Astoria’s community leaders are outraged over a 50-unit condominium development for mentally challenged, homeless people that is currently being constructed in the area.
Councilmember Peter Vallone Jr. has campaigned against the project, which is located at 27th Avenue and 2nd Street, since it was initially proposed in 2008.
“For years I have advocated for better resources in this community,” said Vallone. “A supermarket, grocery store, bank or even book store would have been appropriate and helpful. We can’t sustain the additional strain of a 50-unit development for homeless people with special needs. Astoria’s waterfront is one of the most beautiful stretches in the five boroughs. We should be helping our existing residents with more facilities rather than using state funds for a new development that will only hinder the community.”
Vallone believes that the project’s location contradicts Urban Pathways’ objectives due to the lack of services available in the surrounding community, which the councilmember calls “largely underdeveloped” and “an isolated area.”
Repeated calls to Urban Pathways went unreturned as of press time.
Community Board 1, which represents Astoria, voted against the project on December 16, 2008.
“The immediate community is lacking the necessary services to accommodate the new residents,” said Lucille Hartmann, district manager of Community Board 1. “Currently, the community supports Goodwill Industries, which is about one block east of the new development and contains 202 units for approximately 350 residents. The New York City Housing Authority is also across the street from the development and they house approximately 8,000 residents. The amenities available to the community, such as affordable supermarkets, banks and hospitals, are a minimum of a mile away. Public transportation is also very limited, with only buses.”
Vallone claims that “every community group in Astoria opposes” the plan. He also says that he has made numerous efforts to negotiate with the developers, but that his requests have fallen on deaf ears.
“As the state prepares for massive layoffs, millions of dollars are now being used for an unwanted project in a struggling neighborhood,” Vallone said. “We attempted to discuss a compromise with them – a 15-person community-living residence similar to those that exist everywhere else in Queens – but the state refused to even respond.”

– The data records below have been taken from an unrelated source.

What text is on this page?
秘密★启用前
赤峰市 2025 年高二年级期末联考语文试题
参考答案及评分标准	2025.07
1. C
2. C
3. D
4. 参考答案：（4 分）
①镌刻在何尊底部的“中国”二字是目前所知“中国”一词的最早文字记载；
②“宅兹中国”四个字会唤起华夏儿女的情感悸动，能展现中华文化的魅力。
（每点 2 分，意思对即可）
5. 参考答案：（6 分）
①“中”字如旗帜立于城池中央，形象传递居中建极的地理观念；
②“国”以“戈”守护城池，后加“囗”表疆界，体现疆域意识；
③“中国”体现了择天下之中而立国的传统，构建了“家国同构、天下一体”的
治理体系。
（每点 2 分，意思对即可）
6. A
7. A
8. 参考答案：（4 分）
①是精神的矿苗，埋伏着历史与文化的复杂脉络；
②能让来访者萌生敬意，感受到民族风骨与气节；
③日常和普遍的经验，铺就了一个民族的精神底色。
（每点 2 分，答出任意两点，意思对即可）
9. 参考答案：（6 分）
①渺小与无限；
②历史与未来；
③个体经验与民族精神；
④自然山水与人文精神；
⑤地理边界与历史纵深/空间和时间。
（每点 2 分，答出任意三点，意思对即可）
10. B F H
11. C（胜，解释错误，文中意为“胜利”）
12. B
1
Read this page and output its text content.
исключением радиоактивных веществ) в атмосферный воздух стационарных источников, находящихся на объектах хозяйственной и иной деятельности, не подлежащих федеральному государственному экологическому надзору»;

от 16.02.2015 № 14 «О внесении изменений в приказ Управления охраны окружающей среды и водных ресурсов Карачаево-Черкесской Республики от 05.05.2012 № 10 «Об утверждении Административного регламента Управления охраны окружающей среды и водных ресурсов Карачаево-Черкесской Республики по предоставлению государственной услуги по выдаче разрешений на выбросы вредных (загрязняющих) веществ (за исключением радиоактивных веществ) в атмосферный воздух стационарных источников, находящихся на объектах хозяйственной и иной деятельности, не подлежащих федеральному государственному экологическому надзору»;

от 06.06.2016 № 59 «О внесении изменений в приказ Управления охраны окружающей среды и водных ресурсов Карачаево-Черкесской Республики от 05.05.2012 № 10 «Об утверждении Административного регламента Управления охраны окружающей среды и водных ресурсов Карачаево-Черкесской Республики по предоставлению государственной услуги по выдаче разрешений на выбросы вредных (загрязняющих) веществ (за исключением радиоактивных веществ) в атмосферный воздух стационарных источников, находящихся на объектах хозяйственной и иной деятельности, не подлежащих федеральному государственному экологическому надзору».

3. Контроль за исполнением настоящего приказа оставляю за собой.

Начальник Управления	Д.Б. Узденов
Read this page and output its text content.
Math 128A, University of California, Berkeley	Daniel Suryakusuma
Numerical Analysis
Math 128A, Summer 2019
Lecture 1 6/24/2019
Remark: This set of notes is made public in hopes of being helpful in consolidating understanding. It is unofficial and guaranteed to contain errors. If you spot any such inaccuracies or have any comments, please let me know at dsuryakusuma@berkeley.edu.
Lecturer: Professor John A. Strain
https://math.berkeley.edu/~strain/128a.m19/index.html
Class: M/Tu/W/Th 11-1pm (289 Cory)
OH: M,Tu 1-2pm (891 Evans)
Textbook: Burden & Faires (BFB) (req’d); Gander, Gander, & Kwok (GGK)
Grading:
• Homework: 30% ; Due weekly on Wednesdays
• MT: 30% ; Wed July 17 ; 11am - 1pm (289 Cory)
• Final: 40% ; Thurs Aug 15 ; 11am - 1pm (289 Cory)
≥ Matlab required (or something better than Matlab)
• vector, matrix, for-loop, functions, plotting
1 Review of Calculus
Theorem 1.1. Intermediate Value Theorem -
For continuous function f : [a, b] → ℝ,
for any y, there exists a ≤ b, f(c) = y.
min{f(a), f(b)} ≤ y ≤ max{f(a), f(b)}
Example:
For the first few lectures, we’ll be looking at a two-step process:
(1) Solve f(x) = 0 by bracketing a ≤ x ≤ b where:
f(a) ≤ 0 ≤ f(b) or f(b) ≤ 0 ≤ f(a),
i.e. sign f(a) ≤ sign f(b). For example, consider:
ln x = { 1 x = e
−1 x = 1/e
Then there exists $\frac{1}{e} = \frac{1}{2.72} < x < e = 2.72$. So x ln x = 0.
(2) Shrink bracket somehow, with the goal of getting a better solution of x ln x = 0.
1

The councilmember estimates that the monetary difference between a 15-person and 50-person development could be as high as $20 million in state funds.
The New York State Office of Mental Health declined to comment regarding the project.
Members of the community appear divided on the issue, with some insisting their neighborhood is not the appropriate setting for the development.
“I’m not happy about it,” said Vanessa Finch, a 40-year-old resident of Astoria Houses, which is located directly across the street from the site. “Nobody is happy to have that in their neighborhood, but what can we do?”
Others appear more accepting of the project and hope the center will help the less fortunate by providing them with shelter.
“We are all humans,” said 25-year-old Alan Hughes, another resident of Astoria Houses. “Everyone has to have a place to live. Who are we to say they can’t live here?”